ROC curves were used to detect the cutoff value of each immune marker. Kaplan-Meier survival analysis was conducted to compare the outcomes between patients with positive and negative marker levels, between patients with each immune status class, and between patients with different immune status changes over a 30-day follow-up. Dynamic changes in inflammatory markers and disease severity scores from days 1 to 3 were tested by the Wilcoxon signed rank test. The mortality rates of each immune status group and each immune status change group were compared by Pearson's Chi-square test or Fisher's exact test, as appropriate. All statistical analyses were two-sided, and the significance level was set to P<0.05. Model assumptions were tested before using statistical methods. Statistical analysis was conducted in SPSS 25.0 (SPSS Inc., IL, USA).

RESULTS

Characteristics of septic patients

A total of 174 septic patients were enrolled, including 124 survivors and 50 non-survivors (Figure 1). Data of all patients were available at day 1. Six patients died before day 3, and one patient was discharged alive before day 3. Blood collections were not ordered for 13 patients by the treating clinicians due to practical clinical conditions.

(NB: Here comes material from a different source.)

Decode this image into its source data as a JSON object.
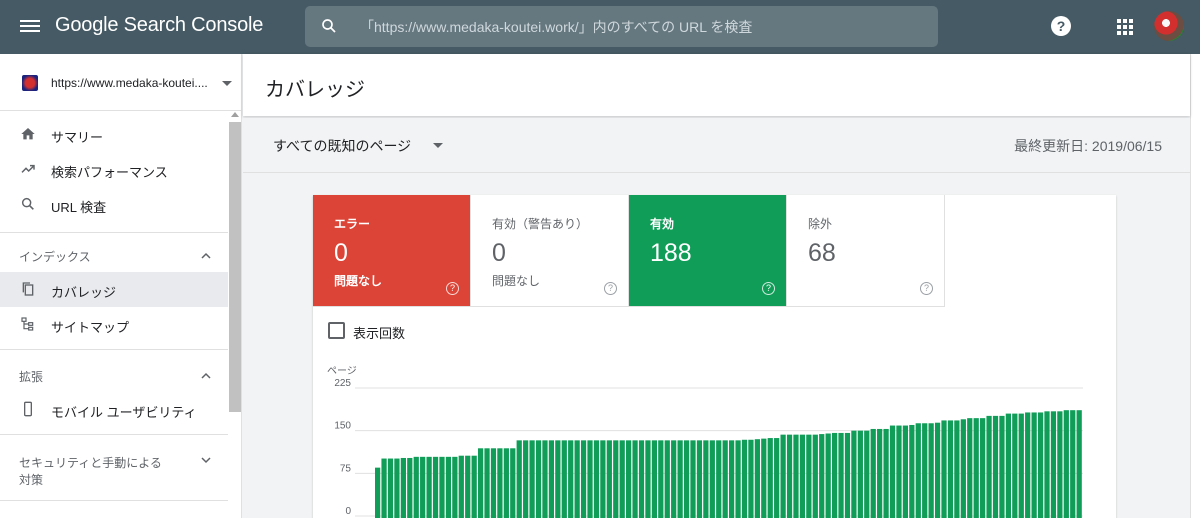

Thus, data from 154 patients were available at day 3, including 115 survivors and 39 non-survivors.

Among all enrolled patients, 109 were men, and the median age was 67 years. The respiratory tract was the most common site of primary infection (n=117, 67.2%). In total, 28.7% (50/174) of patients died in the hospital. The clinical characteristics of the enrolled patients are shown in Table 1.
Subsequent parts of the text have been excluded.